Zabrali fotoradary, ale strażnicy i tak mają moc pracy
- Aktualności

Populistyczne decyzje polityków przed wyborami parlamentarnymi w 2015 roku pozbawiły Straże Miejskie możliwości kontrolowania prędkości pojazdów za pomocą fotoradarów. Posłowie byli z siebie dumni, kierowcy nie ukrywali radości, a samorządowcy ze smutkiem odliczali pokaźne "mandatowe" kwoty z gminnych budżetów.
Jednak szybko okazało się, że na naszych drogach wcale nie zrobiło się bezpieczniej. Przeciwnie - policja odnotowuje więcej kolizji i wypadków. Niestety, w tych zdarzeniach często giną kierowcy i piesi. Powód? Nadmierna prędkość.
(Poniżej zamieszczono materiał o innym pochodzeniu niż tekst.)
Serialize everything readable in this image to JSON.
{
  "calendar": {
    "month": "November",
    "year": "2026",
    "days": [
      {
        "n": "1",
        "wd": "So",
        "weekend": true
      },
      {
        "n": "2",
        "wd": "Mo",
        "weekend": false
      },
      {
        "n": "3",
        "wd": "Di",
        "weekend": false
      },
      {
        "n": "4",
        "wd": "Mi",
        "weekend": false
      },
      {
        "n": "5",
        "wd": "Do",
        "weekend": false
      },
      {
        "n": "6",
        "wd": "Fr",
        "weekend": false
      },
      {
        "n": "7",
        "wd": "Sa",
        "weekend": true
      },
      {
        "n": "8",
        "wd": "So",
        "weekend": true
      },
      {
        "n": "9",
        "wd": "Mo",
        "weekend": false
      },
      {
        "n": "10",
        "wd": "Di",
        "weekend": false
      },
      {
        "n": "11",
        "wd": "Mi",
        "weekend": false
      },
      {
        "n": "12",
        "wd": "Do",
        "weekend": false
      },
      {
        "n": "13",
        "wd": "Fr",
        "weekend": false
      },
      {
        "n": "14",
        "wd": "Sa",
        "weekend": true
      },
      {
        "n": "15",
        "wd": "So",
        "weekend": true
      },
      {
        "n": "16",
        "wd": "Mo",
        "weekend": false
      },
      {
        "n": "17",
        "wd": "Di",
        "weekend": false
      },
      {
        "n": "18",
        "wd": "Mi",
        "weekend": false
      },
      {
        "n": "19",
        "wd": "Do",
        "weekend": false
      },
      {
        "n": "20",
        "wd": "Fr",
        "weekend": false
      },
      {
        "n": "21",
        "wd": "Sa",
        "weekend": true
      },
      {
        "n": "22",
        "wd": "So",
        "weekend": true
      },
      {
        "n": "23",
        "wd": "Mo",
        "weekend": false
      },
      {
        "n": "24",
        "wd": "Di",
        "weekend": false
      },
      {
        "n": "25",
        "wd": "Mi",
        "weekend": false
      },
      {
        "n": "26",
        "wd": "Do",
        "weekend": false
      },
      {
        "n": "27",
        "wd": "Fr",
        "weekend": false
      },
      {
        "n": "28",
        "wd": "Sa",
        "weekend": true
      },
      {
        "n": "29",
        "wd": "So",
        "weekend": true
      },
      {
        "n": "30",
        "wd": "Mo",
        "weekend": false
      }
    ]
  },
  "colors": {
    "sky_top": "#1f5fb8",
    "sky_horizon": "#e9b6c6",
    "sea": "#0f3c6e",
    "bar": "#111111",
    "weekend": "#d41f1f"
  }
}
Okazuje się, że i bez fotoradarów strażnicy miejscy mają pełne ręce roboty. Tylko w I półroczu br. za czyny mieszczące się w kategorii "Wykroczenia przeciwko bezpieczeństwu w komunikacji" (ogółem 519 wykroczeń) szczecineccy strażnicy nałożyli na kierowców 179 mandatów na kwotę 17,6 tys. zł, zastosowali 326 pouczeń i skierowali do sądu 11 wniosków o ukaranie. To nie wszystko. Założono też blokady na koła 53 samochodów.
- Najczęściej popełnianymi wykroczeniami przez szczecineckich kierowców były: parkowanie samochodów w sposób tamujący dojazdy i wyjazdy, niestosowanie się do znaku drogowego "zakaz zatrzymywania się i postoju" oraz niestosowanie się do znaku drogowego "zakaz ruchu" - mówi "Miastu z Wizą" komendant SM Grzegorz Grondys.
Warto dodać, że w tym roku nasza Straż Miejska nie stosowała holowania pojazdów. W przypadkach uzasadniających takie działanie strażnicy docierali do właścicieli pojazdów i dyscyplinowali ich. Dzięki temu z ulic Szczecinka zniknęły 4 wraki.